Media Relations for a Connected World

Icon Labs featured in ECN Magazine Brainstorm: Meeting The Demands Of IoT And Smart Home Automation
02.05.2017 20:17
By David West, Director of Professional Services, Icon Labs
IoT devices are predominantly price-sensitive and deployed outside of a secure perimeter with a very long life cycle. In most cases, cost, more than any other factor, drives security component selection.
When choosing between hardware or software, the best solution is to build security into the device and not depend upon the perimeter. Typically, on-device security is an order-of-magnitude lower cost. Addressing basic security needs like an embedded firewall and secure boot cost-effectively protect the device from both inside and outside attacks.
Likely candidates for hardware solutions include Physically Unclonable Functions (PUF), Trusted Platform Module (TPM), and TrustZone.
PUF uses random patterns in the silicon to differentiate chips from each other and to create a unique random number. The generated random number is used to seed a strong device ID and cryptographic keys creating a hardware root of trust.
Security co-processors are physically separate chips offering true isolation of private keys. A TPM offers isolation along with crypto functionality, key generation, and secure storage. However, its cost usually moves it to higher end IoT devices.
Trust Zone is another single chip solution that segregates execution space into secure and insecure worlds. Unsecure apps can’t access security-critical assets. Those same security critical assets are isolated from tampering. Like a TPM, cost moves it to higher end devices.

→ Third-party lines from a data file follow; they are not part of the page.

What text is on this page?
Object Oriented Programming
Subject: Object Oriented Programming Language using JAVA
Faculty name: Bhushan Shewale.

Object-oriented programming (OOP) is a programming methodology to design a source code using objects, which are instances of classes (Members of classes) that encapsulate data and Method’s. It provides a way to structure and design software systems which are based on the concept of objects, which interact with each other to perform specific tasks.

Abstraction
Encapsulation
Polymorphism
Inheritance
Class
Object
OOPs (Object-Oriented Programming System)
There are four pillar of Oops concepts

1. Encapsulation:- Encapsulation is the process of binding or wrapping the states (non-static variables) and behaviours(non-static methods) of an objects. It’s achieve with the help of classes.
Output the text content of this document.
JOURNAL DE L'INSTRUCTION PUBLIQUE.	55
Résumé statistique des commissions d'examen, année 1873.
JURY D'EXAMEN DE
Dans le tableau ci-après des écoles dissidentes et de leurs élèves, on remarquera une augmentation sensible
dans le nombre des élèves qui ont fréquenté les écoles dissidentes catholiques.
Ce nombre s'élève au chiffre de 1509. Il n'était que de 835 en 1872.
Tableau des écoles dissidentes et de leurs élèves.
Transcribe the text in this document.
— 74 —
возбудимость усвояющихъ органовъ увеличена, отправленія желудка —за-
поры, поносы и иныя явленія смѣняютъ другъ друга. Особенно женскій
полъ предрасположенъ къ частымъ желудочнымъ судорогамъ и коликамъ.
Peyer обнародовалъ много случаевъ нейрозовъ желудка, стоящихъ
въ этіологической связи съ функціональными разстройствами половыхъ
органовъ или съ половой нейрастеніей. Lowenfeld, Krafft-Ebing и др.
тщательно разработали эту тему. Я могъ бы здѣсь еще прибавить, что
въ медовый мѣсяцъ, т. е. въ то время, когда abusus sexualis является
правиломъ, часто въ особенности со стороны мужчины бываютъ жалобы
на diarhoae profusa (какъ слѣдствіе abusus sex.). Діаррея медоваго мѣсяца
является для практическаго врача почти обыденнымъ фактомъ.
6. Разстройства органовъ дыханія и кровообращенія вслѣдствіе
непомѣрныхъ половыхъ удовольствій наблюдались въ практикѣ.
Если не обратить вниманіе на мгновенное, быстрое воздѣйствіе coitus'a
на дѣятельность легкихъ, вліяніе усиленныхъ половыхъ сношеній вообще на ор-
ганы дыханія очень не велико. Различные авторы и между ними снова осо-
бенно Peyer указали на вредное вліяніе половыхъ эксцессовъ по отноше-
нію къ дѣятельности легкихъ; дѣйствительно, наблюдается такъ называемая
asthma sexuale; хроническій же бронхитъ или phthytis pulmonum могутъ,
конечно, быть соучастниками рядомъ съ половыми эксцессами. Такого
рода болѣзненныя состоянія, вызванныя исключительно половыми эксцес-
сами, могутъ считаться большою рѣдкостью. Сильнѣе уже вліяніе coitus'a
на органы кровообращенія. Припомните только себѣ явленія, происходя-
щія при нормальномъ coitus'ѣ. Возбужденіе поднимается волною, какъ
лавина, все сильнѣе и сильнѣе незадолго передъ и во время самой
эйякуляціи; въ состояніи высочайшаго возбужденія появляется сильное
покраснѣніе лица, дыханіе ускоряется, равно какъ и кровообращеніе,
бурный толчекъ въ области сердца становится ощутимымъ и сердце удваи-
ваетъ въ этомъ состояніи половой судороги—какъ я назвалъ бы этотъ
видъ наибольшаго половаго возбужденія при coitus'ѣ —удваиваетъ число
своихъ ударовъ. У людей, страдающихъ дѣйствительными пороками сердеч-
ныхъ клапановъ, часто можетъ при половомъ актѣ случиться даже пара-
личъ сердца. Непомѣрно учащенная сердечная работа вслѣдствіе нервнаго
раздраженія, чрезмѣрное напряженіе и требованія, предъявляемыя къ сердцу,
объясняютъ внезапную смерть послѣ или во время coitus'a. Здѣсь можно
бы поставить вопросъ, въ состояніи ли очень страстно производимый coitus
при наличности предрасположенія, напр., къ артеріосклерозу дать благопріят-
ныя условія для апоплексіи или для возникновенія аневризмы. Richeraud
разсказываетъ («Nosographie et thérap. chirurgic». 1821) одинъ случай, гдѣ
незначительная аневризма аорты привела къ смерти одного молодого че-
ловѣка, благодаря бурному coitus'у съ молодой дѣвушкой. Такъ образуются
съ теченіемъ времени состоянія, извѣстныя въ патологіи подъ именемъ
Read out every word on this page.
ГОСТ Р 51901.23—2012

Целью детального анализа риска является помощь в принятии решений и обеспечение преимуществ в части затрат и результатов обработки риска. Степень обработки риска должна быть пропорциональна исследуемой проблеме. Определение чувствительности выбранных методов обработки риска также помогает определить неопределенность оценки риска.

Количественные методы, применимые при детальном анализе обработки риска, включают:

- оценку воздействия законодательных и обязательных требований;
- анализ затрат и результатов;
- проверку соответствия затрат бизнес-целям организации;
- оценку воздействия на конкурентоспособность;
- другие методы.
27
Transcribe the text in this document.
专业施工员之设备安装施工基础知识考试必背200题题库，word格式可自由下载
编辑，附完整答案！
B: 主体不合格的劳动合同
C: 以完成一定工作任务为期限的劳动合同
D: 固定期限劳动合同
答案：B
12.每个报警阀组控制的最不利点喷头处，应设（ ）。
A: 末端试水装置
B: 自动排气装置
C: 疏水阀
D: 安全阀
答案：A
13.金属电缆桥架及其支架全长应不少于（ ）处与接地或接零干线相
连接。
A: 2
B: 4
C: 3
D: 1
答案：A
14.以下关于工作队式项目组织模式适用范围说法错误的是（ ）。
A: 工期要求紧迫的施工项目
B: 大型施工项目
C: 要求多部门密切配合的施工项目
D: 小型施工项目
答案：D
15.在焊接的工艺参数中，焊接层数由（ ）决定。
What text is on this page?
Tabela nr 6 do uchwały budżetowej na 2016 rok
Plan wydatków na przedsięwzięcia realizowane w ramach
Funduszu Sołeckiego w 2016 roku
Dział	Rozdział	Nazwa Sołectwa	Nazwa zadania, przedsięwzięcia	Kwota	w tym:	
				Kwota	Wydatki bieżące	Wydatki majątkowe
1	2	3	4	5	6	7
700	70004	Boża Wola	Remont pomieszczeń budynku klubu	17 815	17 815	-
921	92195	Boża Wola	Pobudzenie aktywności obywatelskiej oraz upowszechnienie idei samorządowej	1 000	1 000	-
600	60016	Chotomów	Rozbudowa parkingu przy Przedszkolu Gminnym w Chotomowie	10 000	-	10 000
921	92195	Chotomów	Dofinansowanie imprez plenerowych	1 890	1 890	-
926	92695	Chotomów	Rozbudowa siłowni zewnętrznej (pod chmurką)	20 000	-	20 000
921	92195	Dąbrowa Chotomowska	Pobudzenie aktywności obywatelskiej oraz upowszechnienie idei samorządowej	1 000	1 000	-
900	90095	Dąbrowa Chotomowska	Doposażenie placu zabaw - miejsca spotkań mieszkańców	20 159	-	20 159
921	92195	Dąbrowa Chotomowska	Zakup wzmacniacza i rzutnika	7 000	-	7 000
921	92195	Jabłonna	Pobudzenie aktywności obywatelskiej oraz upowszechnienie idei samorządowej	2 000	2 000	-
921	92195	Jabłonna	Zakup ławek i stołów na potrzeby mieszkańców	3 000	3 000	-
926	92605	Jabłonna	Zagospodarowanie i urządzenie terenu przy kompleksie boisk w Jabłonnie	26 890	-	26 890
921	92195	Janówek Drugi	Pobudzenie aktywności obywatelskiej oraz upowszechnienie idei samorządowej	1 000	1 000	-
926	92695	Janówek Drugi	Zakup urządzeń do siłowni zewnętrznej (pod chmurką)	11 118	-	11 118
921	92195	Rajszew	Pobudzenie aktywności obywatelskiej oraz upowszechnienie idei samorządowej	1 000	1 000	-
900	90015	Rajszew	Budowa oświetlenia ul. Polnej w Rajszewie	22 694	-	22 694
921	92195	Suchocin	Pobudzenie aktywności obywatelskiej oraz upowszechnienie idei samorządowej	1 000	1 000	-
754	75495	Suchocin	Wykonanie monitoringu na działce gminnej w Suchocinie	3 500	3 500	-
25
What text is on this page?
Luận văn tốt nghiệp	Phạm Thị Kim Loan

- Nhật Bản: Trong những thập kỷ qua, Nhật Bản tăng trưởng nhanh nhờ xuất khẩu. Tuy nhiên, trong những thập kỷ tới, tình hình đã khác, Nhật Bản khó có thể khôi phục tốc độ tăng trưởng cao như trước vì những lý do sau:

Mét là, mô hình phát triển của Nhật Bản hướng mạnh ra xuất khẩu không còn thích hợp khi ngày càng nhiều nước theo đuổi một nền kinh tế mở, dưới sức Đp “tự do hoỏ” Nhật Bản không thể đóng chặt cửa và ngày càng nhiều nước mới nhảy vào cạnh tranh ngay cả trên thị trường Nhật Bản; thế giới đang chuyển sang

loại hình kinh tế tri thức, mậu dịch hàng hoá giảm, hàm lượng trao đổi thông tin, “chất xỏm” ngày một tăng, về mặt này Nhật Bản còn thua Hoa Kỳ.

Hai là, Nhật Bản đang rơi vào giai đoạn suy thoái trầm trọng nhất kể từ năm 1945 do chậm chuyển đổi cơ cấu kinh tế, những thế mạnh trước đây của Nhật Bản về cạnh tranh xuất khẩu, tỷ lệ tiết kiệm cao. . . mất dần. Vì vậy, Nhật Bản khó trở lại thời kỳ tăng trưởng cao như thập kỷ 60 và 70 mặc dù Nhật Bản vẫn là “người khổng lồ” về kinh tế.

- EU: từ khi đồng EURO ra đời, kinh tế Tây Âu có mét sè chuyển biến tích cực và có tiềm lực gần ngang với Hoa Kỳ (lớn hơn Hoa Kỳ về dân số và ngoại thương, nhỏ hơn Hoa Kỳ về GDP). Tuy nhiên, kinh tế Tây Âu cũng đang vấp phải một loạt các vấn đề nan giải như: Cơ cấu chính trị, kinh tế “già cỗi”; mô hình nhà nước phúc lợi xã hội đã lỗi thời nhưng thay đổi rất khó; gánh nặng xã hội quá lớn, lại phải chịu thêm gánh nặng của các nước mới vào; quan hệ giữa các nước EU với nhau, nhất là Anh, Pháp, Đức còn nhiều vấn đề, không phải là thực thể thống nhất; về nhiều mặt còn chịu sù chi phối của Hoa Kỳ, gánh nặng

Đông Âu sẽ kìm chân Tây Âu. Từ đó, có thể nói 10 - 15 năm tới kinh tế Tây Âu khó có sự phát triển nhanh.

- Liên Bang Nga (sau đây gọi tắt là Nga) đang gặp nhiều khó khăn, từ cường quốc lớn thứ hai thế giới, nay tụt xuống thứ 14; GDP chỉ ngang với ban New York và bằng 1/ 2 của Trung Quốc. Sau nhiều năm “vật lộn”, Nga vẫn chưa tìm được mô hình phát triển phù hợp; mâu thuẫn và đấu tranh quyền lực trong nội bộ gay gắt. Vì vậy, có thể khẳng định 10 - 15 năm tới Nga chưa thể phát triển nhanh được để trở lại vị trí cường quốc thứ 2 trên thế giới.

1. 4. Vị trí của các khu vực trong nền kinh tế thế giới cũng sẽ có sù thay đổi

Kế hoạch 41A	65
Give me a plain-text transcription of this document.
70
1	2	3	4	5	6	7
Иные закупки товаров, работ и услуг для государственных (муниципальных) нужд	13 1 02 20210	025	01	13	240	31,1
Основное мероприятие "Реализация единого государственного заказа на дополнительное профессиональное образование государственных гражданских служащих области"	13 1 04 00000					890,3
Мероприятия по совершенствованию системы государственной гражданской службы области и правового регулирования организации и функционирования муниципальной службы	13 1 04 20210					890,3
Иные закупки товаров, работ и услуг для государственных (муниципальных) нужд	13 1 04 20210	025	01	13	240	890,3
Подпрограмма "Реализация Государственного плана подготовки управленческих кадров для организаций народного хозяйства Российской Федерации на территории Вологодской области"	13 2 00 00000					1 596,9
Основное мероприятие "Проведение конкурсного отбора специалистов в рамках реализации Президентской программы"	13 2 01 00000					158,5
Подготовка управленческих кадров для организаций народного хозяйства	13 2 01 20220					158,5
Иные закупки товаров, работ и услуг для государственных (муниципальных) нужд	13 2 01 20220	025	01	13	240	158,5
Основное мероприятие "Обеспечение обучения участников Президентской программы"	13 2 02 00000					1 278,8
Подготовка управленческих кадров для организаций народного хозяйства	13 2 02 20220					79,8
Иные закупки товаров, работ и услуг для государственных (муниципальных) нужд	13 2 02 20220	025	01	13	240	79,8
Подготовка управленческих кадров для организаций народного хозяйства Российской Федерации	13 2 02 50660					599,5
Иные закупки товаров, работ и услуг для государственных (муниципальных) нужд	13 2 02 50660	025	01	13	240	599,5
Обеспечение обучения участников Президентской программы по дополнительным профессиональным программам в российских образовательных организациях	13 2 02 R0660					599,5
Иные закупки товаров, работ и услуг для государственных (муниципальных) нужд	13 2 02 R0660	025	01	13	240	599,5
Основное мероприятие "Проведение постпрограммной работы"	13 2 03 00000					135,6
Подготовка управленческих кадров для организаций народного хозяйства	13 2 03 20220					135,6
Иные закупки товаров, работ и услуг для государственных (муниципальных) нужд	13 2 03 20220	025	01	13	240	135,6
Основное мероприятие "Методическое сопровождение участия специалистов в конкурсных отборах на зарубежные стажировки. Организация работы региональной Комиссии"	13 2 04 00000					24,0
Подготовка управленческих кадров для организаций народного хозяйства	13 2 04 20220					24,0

Software security provides a layer of protection at a much lower cost while offering a broader range of options compared to hardware. Frequent candidates for software security include a firewall blocking unwanted packets, TLS/SSH for secure communication, intrusion detection, and management functions. Compared to hardware solutions, software may consume more power.
Ultimately, some combination of hardware and software will be required. Only the system designer will be able to make that determination based upon costs and likely attack vectors.